Avnet needs them because it has lost ground on design-ins against the competition – though there are signs of a recovery – and it needs to cement a strong position with the design community pronto to continue the comeback.

Datwyler wants them to give it a credible play in the global distribution stakes. Right now it has Distrelec and Reichelt, two pan-European players in its stable. That doesn’t hack it on the world stage.

Avnet has a clear view of what Premier Farnell will bring to its party.

“If you look at what they do for engineers from aviation to prototyping, they’ve been very successful in that space,” Gerry Fay, President, Avnet EM told an analyst briefing following the company’s Q4 financial results.

“Premier Farnell is going to help us engage more deeply with design engineers, plus the digital design tools that we put into place, starting in the Americas and now rolling out around the world, are helping us increase both our registrations and our design wins,” added Fay.  “We think that that’s a huge opportunity for us to help an engineer today move from aviation and prototyping where they would then have to try to find a high volume distributor to be able to help them get to market.”
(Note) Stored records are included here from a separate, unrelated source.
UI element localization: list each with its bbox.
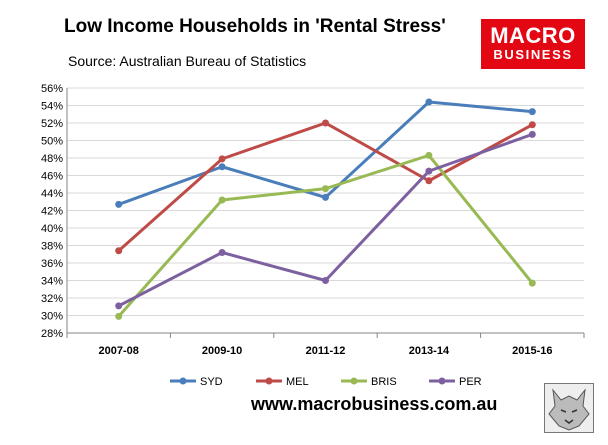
data-point-mel [322, 119, 329, 127]
legend-label-per: PER [459, 376, 482, 388]
data-point-mel [218, 155, 226, 163]
y-tick-label: 38% [41, 241, 63, 253]
y-tick-label: 46% [41, 171, 63, 183]
legend-marker-mel [265, 377, 273, 385]
legend-label-syd: SYD [200, 376, 223, 388]
y-tick-label: 34% [41, 276, 63, 288]
y-tick-label: 56% [41, 83, 63, 95]
data-point-bris [425, 151, 433, 159]
x-tick-label: 2011-12 [306, 345, 346, 357]
data-point-per [115, 302, 123, 310]
macrobusiness-logo: MACRO BUSINESS [481, 19, 585, 69]
chart-subtitle: Source: Australian Bureau of Statistics [68, 53, 307, 69]
data-point-per [322, 277, 329, 284]
data-point-syd [115, 200, 123, 208]
wolf-icon [548, 388, 590, 431]
y-tick-label: 52% [41, 118, 63, 130]
y-tick-label: 30% [41, 311, 63, 323]
legend-marker-syd [179, 377, 187, 385]
wolf-badge [544, 383, 594, 433]
logo-line-1: MACRO [490, 23, 576, 48]
y-tick-label: 28% [41, 328, 63, 340]
data-point-bris [322, 185, 329, 193]
legend-label-bris: BRIS [371, 376, 397, 388]
x-tick-label: 2007-08 [99, 345, 139, 357]
series-line-bris [117, 153, 534, 318]
data-point-per [218, 249, 226, 256]
chart-title: Low Income Households in 'Rental Stress' [64, 16, 446, 37]
data-point-bris [218, 196, 226, 204]
y-tick-label: 48% [41, 153, 63, 165]
data-point-bris [115, 312, 123, 320]
y-tick-label: 42% [41, 206, 63, 218]
x-tick-label: 2009-10 [202, 345, 242, 357]
legend-marker-per [438, 377, 446, 385]
data-point-bris [528, 279, 536, 287]
legend-label-mel: MEL [286, 376, 309, 388]
x-tick-label: 2015-16 [512, 345, 552, 357]
data-point-syd [425, 98, 433, 106]
data-point-per [425, 167, 433, 175]
y-tick-label: 50% [41, 136, 63, 148]
data-point-mel [528, 121, 536, 129]
y-tick-label: 32% [41, 293, 63, 305]
legend-marker-bris [350, 377, 358, 385]
y-tick-label: 54% [41, 101, 63, 113]
x-tick-label: 2013-14 [409, 345, 450, 357]
y-tick-label: 44% [41, 188, 63, 200]
data-point-mel [115, 247, 123, 255]
data-point-per [528, 130, 536, 138]
data-point-mel [425, 177, 433, 185]
y-tick-label: 40% [41, 223, 63, 235]
y-tick-label: 36% [41, 258, 63, 270]
data-point-syd [528, 108, 536, 116]
website-url: www.macrobusiness.com.au [251, 394, 498, 414]
data-point-syd [322, 193, 329, 201]
logo-line-2: BUSINESS [493, 47, 573, 62]
data-point-syd [218, 163, 226, 171]
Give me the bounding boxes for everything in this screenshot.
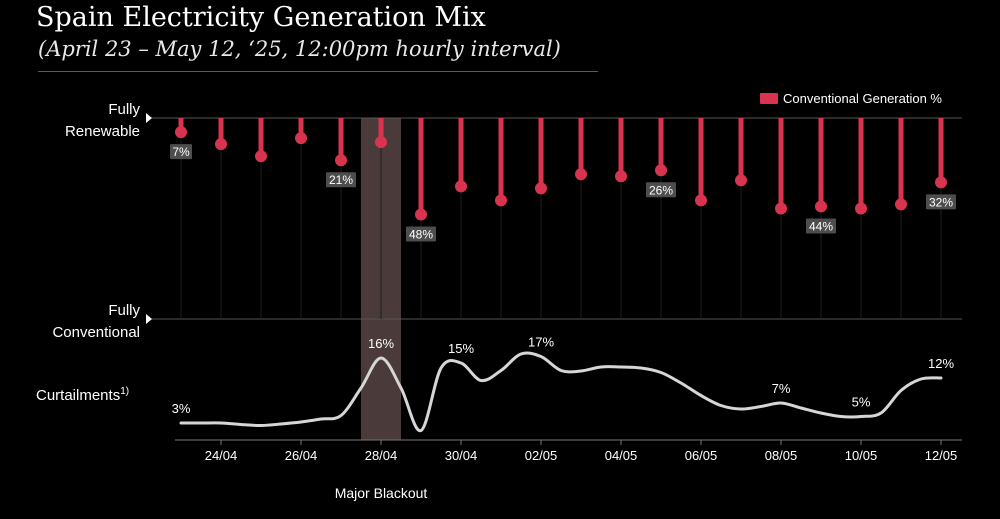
conventional-bar-head bbox=[255, 150, 267, 163]
conventional-bar-head bbox=[735, 174, 747, 187]
conventional-bar-head bbox=[615, 170, 627, 183]
x-tick-label: 30/04 bbox=[445, 448, 478, 463]
conventional-bar-head bbox=[695, 194, 707, 207]
x-tick-label: 28/04 bbox=[365, 448, 398, 463]
y-top-label-line2: Renewable bbox=[65, 123, 140, 140]
curtailment-data-labels: 3% 16% 15% 17% 7% 5% 12% bbox=[172, 335, 955, 417]
x-tick-label: 26/04 bbox=[285, 448, 318, 463]
y-top-label-line1: Fully bbox=[108, 101, 140, 118]
curtailment-data-label: 7% bbox=[772, 381, 791, 396]
curtailment-data-label: 16% bbox=[368, 336, 394, 351]
y-bottom-label-line2: Conventional bbox=[52, 324, 140, 341]
legend-label: Conventional Generation % bbox=[783, 91, 942, 106]
conventional-bar-head bbox=[215, 138, 227, 151]
bar-data-label: 48% bbox=[409, 227, 433, 241]
conventional-bars bbox=[175, 118, 947, 221]
bar-data-label: 21% bbox=[329, 173, 353, 187]
conventional-bar-head bbox=[335, 154, 347, 167]
curtailment-line bbox=[179, 351, 943, 432]
curtailments-label-text: Curtailments bbox=[36, 387, 120, 404]
conventional-bar-head bbox=[455, 180, 467, 193]
conventional-bar-head bbox=[815, 200, 827, 213]
blackout-annotation: Major Blackout bbox=[335, 485, 428, 501]
curtailments-axis-label: Curtailments1) bbox=[36, 386, 129, 404]
bar-data-label: 7% bbox=[172, 145, 190, 159]
bar-label-bg bbox=[646, 182, 676, 198]
title-divider bbox=[38, 71, 598, 72]
y-bottom-marker-icon bbox=[146, 314, 152, 324]
x-tick-label: 04/05 bbox=[605, 448, 638, 463]
conventional-bar-head bbox=[175, 126, 187, 139]
curtailment-data-label: 5% bbox=[852, 395, 871, 410]
conventional-bar-head bbox=[535, 182, 547, 195]
chart-subtitle: (April 23 – May 12, ‘25, 12:00pm hourly … bbox=[38, 37, 561, 61]
bar-label-bg bbox=[326, 172, 356, 188]
conventional-bar-head bbox=[495, 194, 507, 207]
bar-data-label: 32% bbox=[929, 195, 953, 209]
legend-swatch bbox=[760, 93, 778, 104]
conventional-bar-head bbox=[575, 168, 587, 181]
y-top-marker-icon bbox=[146, 113, 152, 123]
conventional-bar-head bbox=[935, 176, 947, 189]
conventional-bar-head bbox=[855, 202, 867, 215]
conventional-bar-head bbox=[655, 164, 667, 177]
x-tick-label: 10/05 bbox=[845, 448, 878, 463]
x-tick-label: 12/05 bbox=[925, 448, 958, 463]
conventional-bar-head bbox=[895, 198, 907, 211]
x-tick-label: 24/04 bbox=[205, 448, 238, 463]
curtailments-label-superscript: 1) bbox=[120, 386, 129, 397]
conventional-bar-head bbox=[415, 208, 427, 221]
curtailment-data-label: 17% bbox=[528, 335, 554, 350]
bar-label-bg bbox=[926, 194, 956, 210]
x-tick-label: 08/05 bbox=[765, 448, 798, 463]
bar-data-label: 26% bbox=[649, 183, 673, 197]
x-tick-label: 06/05 bbox=[685, 448, 718, 463]
conventional-bar-head bbox=[775, 202, 787, 215]
conventional-bar-head bbox=[295, 132, 307, 145]
conventional-bar-head bbox=[375, 136, 387, 149]
x-tick-label: 02/05 bbox=[525, 448, 558, 463]
x-axis-ticks: 24/04 26/04 28/04 30/04 02/05 04/05 06/05 08/05… bbox=[205, 440, 958, 463]
bar-label-bg bbox=[406, 226, 436, 242]
curtailment-data-label: 12% bbox=[928, 356, 954, 371]
chart-title: Spain Electricity Generation Mix bbox=[36, 2, 486, 33]
bar-label-bg bbox=[170, 144, 192, 160]
bar-label-bg bbox=[806, 218, 836, 234]
curtailment-data-label: 15% bbox=[448, 341, 474, 356]
curtailment-data-label: 3% bbox=[172, 401, 191, 416]
y-bottom-label-line1: Fully bbox=[108, 302, 140, 319]
conventional-data-labels: 7% 21% 48% 26% 44% 32% bbox=[170, 144, 956, 242]
bar-data-label: 44% bbox=[809, 219, 833, 233]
In other words Avnet will offer a seamless process for engineers and their companies to buy products from protoyping samples to production volumes. Makes sense.

Datwyler is ambitious for its distribution business. It recently invested in a shared infrastructure platform for its businesses and now needs to muscle up the business to get some economies of scale.

To attain a stronger position Datwyler has to buy, it can’t grow organically fast enough so don’t be surprised to see it return with a higher bid, especially following its encouraging first half financial results announced last week.

This could well turn into a battle royal for one clear reason.

There isn’t much out there to buy that fits the bill for either Avnet or Datwyler, given their ambitions.

Digi-Key, a private company and the high service market leader, is probably too expensive even if it was up for sale. It isn’t.

Mouser is part of Warren Buffet’s Berkshire Hathaway conglomerate. With sister company TTI it represents a powerful force in the market. Any suitor would have to buy both and that’s unlikely.

Which leaves the two UK-based outfits – Electrocomponents and Premier Farnell.

Electrocomponents, parent company of RS Components, is in a recovery mode, led by Lindsley Ruth who was poached from Future Electronics to be CEO in April last year.

It has a sizeable industrial business selling everything from screwdrivers to wrenches to head torches, and has invested in its own RSPro own label brand which straddles the electronic and electrical products sectors.

Working out what to do with these businesses would be a distraction, especially for Avnet, which will have little taste for flogging pliers and micrometers.

That is why Avnet has targeted Premier Farnell. Whatever its recent business performance, not great it has to be acknowledged, it has divested much of its industrial business and now 86 per cent of its revenues come from the electronics design engineer facing Farnell element14/Newark element14. Hence its position as Avnet’s preferred dance partner.